Just when it seemed Amanda Blanc had played all her cards, she shocked the market with another big appointment. Less than 24 hours after we revealed that Towergate’s group operations director Max Carruthers had recently left the business, Blanc announced to the market that he was in fact to join her growing leadership team at AXA Commercial as chief operating officer.

It’s a big coup for Blanc, but a loss to Towergate. Carruthers had been in the role for almost six years and was established alongside other members of the consolidator’s executive management team, including Clive Nathan and Tim Johnson. Is that the end of Blanc’s rebuilding or are there more surprises to come?

Extending Bridge

Our latest broker briefing takes a look inside Manchester-based Bridge Insurance Brokers. Just a week after it announced it had opened its first office outside of the North West, in London, chairman Roger Potts talked about his role within the ambitious company since joining from Willis, and its plans for growth, including some potential acquisitions.

Giles eyes CBG

Staying in Manchester, and today it emerged that Giles has given CBG - the listed broking group that we recently reported was up for sale - the once over. Giles has been mooted as the favourite to snap up the business, but could still face competition from the likes of Towergate, which returned to the acquisition trail earlier this year.

A Bright idea

Broking group Brightside is taking an unorthodox approach to expanding its insurer panel, it emerged on Tuesday. Two of the firm’s three co-founders – chief executive Arron Banks and chief financial officer Paul Chase-Gardener – are both making personal investments in an anonymous insurance company in a bid to secure further capacity for Brightside’s growth.

To fund his investment, Banks sold eight million Brightside shares (10% of his total holding) at 25p a share. Presuming he pours the entire £2m proceeds into the insurer, and Chase-Gardener matches it, that's a fairly sizeable investment. Who is the lucky insurer?

Despite the transaction, Banks remains Brightside’s biggest single shareholder, with a 15.2% stake (it was 17% before the transaction). Brightside is not the only broker making investments. US wholesale broking house AmWINS is looking to take out Lloyd’s broker THB.

Self-funded initiatives

DIY has been a strong theme in insurance news this week. Tuesday saw the launch of a new police unit to tackle insurance fraud, which will be funded by an ABI levy on insurers.

And the industry could be asked to put its hand in its pocket again, under ABI proposal for a new risk pool mechanism to help those living in flood-prone areas, which was revealed in this week’s Insurance Times. Under the proposal, which is due to be discussed at a government-convened flood summit next week, householders and small businesses in high flood-risk areas would pay a premium up to a certain level. Above and beyond this “affordable” figure, the rest of the premium would be covered by a central pool to be funded by an industry levy.

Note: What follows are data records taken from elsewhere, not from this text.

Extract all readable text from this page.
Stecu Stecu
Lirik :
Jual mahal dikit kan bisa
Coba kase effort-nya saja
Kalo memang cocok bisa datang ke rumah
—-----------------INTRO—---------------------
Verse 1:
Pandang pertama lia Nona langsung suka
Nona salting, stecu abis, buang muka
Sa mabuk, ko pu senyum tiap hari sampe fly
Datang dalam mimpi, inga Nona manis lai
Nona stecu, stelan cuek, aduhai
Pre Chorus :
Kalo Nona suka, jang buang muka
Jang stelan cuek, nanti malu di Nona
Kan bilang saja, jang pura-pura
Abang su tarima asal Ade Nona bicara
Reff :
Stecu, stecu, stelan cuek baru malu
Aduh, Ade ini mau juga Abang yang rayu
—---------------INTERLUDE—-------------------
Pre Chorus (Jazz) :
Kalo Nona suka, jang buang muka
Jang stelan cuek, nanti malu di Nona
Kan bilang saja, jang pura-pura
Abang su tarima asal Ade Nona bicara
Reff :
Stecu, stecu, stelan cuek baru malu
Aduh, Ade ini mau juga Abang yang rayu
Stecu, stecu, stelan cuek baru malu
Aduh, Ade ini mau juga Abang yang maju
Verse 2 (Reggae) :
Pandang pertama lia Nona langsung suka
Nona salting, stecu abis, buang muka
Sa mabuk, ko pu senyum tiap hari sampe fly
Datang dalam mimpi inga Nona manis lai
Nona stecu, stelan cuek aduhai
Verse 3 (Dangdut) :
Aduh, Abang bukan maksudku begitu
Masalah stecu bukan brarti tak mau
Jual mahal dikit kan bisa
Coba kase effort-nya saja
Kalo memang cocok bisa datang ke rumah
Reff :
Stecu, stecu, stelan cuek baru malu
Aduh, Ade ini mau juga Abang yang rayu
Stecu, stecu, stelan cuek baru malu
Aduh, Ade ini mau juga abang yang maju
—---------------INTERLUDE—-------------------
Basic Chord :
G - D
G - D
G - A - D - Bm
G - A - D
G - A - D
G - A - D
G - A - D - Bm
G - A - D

Another levy is bound to be controversial, especially for those insurers that are relatively unexposed to flood risks, but it looks like the best bet for maintaining the UK’s tradition of ensuring widespread access to insurance for communities in flood risk localities.

Gallagher guns for the regions

There’s no stopping the Gallagher Heath juggernaut as it steams into the regions. This week it raided Willis to recruit a team of four for the Birmingham office. It tells you something when the megabroker is losing staff to a supposedly smaller rival. Account executives at Heath Gallagher can feel like they’re on a level pegging with the megabrokers of Aon, Marsh and Willis when they bid for business.

What’s also interesting about the raid is that it looks like Patrick Gallagher, managing director of worldwide property and casualty, is set to take an active interest in helping Gallagher Heath dominate the regions. Gallagher, son of the group's chairman, is being groomed to one day take over the business, and he’s learning to cut his teeth in the competitive UK market. There’ll be plenty of people wanting to join a firm that is certainly on the up.